E y: array([[ 1.922384, -1.28015 , -0.315337, ..., -0.567188, 0.508422,
E -0.657338],
E [-1.391238, 0.80504 , 0.164051, ..., 0.481563, -1.469477,...
test_noise.py:17: AssertionError
______________________________________________________ test_banded ______________________________________________________
def test_banded():
N, J = 50, 5
random = np.random.default_rng(9432)
# Create a random symmetric banded matrix
R = random.normal(size=(N, N))
R[np.triu_indices(N, J + 1)] = 0
R[np.tril_indices(N)] = R.T[np.tril_indices(N)]
# Extract the diagonal and off-diagonal elements
diag = np.diag(R)
off_diags = np.zeros((N, J))
for j in range(J):
off_diags[: N - j - 1, j] = R[
(np.arange(0, N - j - 1), np.arange(j + 1, N))
]
noise = tinygp.noise.Banded(diag=diag, off_diags=off_diags)
> check_noise_model(noise, R)
test_noise.py:63:
_ _ _ _ _ _ _ _ _ _ _ _ _ _ _ _ _ _ _ _ _ _ _ _ _ _ _ _ _ _ _ _ _ _ _ _ _ _ _ _ _ _ _ _ _ _ _ _ _ _ _ _ _ _ _ _ _ _ _ _ _
noise = Banded(diag=array([ 1.58860105, -2.16543909, -0.52223767, 2.62247777, -0.51765523,
0.41917606, 1.36994167, ....00000000e+00],
[ 0.00000000e+00, 0.00000000e+00, 0.00000000e+00,
0.00000000e+00, 0.00000000e+00]]))
dense_rep = array([[ 1.58860105, 0.38873816, 0.43751174, ..., 0. ,
0. , 0. ],
[ 0.3887381...348, -1.30796807],
[ 0. , 0. , 0. , ..., 2.26915227,
-1.30796807, -1.53816113]])
def check_noise_model(noise, dense_rep):
random = np.random.default_rng(6675)
np.testing.assert_allclose(noise.diagonal(), jnp.diag(dense_rep))
np.testing.assert_allclose(noise + np.zeros_like(dense_rep), dense_rep)
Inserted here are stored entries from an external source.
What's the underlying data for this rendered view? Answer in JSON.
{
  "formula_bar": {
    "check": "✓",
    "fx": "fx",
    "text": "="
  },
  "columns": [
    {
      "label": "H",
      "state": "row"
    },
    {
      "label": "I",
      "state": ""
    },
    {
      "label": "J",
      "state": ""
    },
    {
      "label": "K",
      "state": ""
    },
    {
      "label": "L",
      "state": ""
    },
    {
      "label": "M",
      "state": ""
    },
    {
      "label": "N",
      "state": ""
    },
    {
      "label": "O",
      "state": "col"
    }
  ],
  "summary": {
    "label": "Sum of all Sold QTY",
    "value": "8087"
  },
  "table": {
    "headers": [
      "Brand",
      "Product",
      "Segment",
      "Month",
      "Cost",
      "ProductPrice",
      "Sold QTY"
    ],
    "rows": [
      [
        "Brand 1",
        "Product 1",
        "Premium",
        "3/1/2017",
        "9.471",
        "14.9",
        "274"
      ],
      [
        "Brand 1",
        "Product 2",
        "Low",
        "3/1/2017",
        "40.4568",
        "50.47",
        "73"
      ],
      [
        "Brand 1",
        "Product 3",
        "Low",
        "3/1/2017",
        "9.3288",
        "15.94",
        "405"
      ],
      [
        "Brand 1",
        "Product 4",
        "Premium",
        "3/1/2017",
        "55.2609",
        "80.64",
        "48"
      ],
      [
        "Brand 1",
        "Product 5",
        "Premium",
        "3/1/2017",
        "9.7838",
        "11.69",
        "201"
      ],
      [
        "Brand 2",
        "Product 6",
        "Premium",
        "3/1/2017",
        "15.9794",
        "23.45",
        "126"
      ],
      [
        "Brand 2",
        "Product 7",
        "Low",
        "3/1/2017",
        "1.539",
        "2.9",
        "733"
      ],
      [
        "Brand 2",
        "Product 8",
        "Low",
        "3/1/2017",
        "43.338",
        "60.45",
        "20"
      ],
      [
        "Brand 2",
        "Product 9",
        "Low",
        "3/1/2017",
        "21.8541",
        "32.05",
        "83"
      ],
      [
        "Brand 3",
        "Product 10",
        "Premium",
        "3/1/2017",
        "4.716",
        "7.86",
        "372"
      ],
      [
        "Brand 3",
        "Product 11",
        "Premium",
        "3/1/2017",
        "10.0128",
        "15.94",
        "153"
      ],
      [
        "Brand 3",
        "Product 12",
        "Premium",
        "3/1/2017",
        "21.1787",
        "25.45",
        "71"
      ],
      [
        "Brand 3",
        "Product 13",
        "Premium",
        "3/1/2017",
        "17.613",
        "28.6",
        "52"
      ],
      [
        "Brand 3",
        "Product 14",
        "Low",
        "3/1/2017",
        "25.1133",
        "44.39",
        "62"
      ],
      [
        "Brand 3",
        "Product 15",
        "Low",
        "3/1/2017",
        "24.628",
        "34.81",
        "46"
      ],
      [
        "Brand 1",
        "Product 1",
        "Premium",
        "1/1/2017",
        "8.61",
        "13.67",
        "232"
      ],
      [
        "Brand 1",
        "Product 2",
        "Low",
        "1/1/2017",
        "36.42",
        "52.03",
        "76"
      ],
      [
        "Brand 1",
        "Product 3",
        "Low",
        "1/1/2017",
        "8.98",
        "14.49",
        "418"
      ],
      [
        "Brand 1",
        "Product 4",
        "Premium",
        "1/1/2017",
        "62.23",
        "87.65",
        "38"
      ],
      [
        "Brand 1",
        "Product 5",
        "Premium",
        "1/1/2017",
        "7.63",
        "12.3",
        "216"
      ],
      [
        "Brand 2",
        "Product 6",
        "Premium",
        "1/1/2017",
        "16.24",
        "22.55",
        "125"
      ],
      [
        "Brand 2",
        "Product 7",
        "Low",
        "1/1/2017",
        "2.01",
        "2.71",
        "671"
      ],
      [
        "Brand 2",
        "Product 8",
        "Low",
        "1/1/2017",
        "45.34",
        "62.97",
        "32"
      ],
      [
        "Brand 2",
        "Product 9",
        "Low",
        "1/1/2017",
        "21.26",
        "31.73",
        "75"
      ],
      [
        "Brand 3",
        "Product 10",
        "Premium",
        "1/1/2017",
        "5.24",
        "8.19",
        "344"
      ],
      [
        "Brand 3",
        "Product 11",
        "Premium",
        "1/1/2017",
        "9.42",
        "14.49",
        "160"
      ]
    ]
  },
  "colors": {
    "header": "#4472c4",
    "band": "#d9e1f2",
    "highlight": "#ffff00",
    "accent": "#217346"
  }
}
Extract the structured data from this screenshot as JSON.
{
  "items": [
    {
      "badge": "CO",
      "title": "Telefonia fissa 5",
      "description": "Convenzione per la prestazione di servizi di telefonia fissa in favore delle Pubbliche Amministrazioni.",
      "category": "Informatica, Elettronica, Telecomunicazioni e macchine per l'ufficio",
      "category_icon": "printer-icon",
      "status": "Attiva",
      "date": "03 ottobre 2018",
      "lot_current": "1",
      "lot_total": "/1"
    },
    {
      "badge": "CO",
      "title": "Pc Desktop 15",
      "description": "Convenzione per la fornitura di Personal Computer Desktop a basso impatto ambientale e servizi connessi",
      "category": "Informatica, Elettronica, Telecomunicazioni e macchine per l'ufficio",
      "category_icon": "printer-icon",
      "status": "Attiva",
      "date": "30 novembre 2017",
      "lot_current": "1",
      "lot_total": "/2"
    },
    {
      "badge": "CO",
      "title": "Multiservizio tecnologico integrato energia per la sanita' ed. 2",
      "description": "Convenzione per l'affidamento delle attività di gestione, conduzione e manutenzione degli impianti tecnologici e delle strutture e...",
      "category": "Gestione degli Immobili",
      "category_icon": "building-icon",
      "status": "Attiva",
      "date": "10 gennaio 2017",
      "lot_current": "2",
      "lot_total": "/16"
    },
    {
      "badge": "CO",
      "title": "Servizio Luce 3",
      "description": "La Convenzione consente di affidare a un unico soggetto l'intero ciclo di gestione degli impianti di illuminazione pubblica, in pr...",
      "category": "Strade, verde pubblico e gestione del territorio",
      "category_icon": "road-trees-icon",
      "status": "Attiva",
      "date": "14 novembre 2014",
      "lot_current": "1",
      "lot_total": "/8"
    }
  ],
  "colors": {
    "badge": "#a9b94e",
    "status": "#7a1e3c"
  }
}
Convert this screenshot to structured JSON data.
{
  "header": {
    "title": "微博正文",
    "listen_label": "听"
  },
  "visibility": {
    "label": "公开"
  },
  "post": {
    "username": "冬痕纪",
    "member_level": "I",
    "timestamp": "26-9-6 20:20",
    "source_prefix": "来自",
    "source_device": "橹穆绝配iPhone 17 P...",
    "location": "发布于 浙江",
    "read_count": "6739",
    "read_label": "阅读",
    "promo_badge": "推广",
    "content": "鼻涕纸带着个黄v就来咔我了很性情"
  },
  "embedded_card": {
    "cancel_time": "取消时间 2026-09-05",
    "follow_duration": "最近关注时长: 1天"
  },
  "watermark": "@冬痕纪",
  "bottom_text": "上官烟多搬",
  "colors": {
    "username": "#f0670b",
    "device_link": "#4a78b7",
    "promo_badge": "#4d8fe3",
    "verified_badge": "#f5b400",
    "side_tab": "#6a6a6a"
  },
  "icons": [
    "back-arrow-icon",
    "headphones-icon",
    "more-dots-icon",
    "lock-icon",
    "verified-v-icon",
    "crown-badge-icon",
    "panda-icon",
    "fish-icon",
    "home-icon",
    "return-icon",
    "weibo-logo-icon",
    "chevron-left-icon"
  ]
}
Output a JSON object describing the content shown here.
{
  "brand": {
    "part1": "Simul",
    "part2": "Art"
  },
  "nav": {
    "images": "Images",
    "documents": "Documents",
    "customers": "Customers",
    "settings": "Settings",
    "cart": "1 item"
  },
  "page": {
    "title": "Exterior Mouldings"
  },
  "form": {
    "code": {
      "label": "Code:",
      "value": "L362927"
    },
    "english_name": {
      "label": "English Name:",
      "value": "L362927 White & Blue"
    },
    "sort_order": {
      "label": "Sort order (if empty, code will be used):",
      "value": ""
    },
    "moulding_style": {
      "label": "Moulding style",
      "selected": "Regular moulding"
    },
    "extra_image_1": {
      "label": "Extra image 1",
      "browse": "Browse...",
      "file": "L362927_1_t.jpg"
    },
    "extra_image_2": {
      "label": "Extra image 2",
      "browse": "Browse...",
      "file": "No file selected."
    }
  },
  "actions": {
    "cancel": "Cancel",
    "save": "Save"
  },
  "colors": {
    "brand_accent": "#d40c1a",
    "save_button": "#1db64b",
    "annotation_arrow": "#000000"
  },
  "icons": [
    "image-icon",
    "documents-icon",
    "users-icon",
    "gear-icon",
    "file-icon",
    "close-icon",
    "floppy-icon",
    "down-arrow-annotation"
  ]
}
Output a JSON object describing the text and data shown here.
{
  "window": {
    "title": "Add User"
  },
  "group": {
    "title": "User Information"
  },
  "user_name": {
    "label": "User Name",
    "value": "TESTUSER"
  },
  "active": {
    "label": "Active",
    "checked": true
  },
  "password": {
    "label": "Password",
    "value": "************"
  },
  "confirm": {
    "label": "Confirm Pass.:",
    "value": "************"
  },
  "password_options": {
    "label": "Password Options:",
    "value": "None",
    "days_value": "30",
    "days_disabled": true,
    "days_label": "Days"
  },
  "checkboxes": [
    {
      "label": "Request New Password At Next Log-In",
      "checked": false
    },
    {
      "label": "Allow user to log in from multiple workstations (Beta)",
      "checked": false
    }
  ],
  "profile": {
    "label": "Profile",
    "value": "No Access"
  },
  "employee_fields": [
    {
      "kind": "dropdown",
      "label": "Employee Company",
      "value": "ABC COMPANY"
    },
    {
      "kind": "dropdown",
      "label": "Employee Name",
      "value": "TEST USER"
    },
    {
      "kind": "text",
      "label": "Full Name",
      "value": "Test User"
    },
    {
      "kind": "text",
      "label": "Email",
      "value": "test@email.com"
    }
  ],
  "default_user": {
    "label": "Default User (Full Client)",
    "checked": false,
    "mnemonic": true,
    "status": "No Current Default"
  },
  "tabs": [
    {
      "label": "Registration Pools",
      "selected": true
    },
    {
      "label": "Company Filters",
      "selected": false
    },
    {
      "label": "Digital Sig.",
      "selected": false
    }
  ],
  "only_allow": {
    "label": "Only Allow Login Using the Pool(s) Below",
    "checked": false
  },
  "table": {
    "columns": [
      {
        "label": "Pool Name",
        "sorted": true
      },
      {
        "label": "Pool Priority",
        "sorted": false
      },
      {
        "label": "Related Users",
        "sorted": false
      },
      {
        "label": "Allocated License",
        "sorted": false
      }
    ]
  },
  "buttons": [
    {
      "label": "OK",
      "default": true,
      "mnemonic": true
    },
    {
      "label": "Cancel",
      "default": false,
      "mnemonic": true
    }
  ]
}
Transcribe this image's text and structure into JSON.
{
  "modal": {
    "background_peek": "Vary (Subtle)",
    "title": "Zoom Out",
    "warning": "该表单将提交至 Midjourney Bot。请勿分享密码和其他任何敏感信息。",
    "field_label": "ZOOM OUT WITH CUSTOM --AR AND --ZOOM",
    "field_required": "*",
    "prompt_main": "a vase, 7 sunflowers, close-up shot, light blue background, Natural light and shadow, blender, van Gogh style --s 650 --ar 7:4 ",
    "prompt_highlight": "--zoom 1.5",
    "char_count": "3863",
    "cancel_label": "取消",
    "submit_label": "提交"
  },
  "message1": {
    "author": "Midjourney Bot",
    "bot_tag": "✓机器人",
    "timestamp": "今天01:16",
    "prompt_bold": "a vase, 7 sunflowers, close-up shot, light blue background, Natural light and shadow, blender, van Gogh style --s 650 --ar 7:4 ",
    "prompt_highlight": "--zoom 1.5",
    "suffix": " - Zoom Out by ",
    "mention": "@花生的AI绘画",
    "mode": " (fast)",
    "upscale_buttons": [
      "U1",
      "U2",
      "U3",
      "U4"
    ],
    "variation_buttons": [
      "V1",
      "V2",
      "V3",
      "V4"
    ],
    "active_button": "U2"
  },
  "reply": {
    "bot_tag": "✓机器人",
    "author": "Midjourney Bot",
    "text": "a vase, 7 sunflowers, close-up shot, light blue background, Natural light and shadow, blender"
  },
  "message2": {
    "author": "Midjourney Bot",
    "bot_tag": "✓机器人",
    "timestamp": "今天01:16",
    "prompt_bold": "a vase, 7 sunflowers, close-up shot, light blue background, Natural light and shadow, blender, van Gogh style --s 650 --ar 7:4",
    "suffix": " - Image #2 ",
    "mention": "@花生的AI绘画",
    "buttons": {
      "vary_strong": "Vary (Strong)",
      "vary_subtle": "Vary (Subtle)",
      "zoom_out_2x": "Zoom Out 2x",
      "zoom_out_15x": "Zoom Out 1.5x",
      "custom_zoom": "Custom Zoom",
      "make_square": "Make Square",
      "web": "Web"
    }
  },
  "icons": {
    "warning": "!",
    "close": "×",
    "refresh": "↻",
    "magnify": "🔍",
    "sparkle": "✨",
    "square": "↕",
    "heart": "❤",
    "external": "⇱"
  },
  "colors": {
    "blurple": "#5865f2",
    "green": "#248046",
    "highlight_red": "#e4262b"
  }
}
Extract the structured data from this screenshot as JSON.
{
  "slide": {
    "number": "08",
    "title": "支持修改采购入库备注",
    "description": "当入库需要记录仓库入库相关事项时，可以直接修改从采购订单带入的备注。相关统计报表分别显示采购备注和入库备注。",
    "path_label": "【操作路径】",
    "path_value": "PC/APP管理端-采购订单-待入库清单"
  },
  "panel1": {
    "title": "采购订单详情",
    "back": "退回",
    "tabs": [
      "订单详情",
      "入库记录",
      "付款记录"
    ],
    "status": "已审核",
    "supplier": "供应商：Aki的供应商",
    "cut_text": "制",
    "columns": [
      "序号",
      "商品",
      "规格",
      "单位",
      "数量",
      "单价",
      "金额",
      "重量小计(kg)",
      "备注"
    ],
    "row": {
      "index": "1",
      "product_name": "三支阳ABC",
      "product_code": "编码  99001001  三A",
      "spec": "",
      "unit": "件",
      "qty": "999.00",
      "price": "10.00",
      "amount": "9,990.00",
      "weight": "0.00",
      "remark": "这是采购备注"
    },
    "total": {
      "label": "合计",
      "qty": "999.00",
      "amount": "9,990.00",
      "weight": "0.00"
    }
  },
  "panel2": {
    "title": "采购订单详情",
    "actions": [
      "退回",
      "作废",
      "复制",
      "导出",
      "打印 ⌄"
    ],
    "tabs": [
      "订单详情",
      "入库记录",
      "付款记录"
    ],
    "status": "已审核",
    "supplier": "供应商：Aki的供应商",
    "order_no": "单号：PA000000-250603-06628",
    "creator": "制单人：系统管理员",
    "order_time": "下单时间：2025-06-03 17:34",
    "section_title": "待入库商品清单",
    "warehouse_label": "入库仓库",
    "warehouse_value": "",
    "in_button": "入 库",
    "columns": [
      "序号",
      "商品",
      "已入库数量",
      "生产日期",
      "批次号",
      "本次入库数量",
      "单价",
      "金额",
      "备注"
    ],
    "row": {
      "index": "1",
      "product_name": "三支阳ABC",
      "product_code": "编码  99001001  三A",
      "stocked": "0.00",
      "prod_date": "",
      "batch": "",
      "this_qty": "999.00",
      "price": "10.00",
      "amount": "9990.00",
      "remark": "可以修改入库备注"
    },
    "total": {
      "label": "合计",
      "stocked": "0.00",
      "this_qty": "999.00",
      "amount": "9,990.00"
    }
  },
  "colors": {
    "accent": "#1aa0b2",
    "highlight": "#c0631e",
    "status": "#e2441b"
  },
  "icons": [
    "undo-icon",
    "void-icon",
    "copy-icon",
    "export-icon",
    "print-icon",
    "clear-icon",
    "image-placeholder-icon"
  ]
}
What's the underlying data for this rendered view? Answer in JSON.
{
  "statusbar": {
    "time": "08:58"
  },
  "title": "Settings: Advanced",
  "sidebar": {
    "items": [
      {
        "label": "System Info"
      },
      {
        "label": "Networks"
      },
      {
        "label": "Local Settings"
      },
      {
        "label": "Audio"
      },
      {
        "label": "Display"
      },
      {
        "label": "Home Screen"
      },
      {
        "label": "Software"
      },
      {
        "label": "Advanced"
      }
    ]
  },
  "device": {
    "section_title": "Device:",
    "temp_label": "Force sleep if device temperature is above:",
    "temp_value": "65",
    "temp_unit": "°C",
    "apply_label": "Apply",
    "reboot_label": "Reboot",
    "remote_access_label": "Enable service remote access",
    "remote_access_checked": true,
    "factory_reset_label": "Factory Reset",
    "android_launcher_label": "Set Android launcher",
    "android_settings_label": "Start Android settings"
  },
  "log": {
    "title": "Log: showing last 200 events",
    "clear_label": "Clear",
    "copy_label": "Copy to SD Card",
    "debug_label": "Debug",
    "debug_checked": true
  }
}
y1 = random.normal(size=dense_rep.shape)
> np.testing.assert_allclose(noise + y1, dense_rep + y1)
E AssertionError:
E Not equal to tolerance rtol=1e-07, atol=0
E
E Mismatched elements: 52 / 2500 (2.08%)
E Max absolute difference: 3.63120751e-07
E Max relative difference: 1.09484999e-05
E x: array([[ 1.922384e+00, -8.914119e-01, 1.221748e-01, ..., -5.671883e-01,
E 5.084218e-01, -6.573380e-01],
E [-1.002500e+00, -1.749138e+00, 2.532022e+00, ..., 4.815633e-01,...
E y: array([[ 1.922384e+00, -8.914119e-01, 1.221748e-01, ..., -5.671883e-01,
E 5.084218e-01, -6.573380e-01],
E [-1.002500e+00, -1.749137e+00, 2.532022e+00, ..., 4.815633e-01,...
test_noise.py:17: AssertionError
================================================ short test summary info ================================================
FAILED test_noise.py::test_diagonal - AssertionError:
FAILED test_noise.py::test_banded - AssertionError:
============================================== 2 failed, 1 passed in 0.50s ==============================================
dfm commented
This is to be expected - the tests must be run with double precision enabled. The preferred mode for running the tests (as described in the docs) is with tox which will handle the settings appropriately.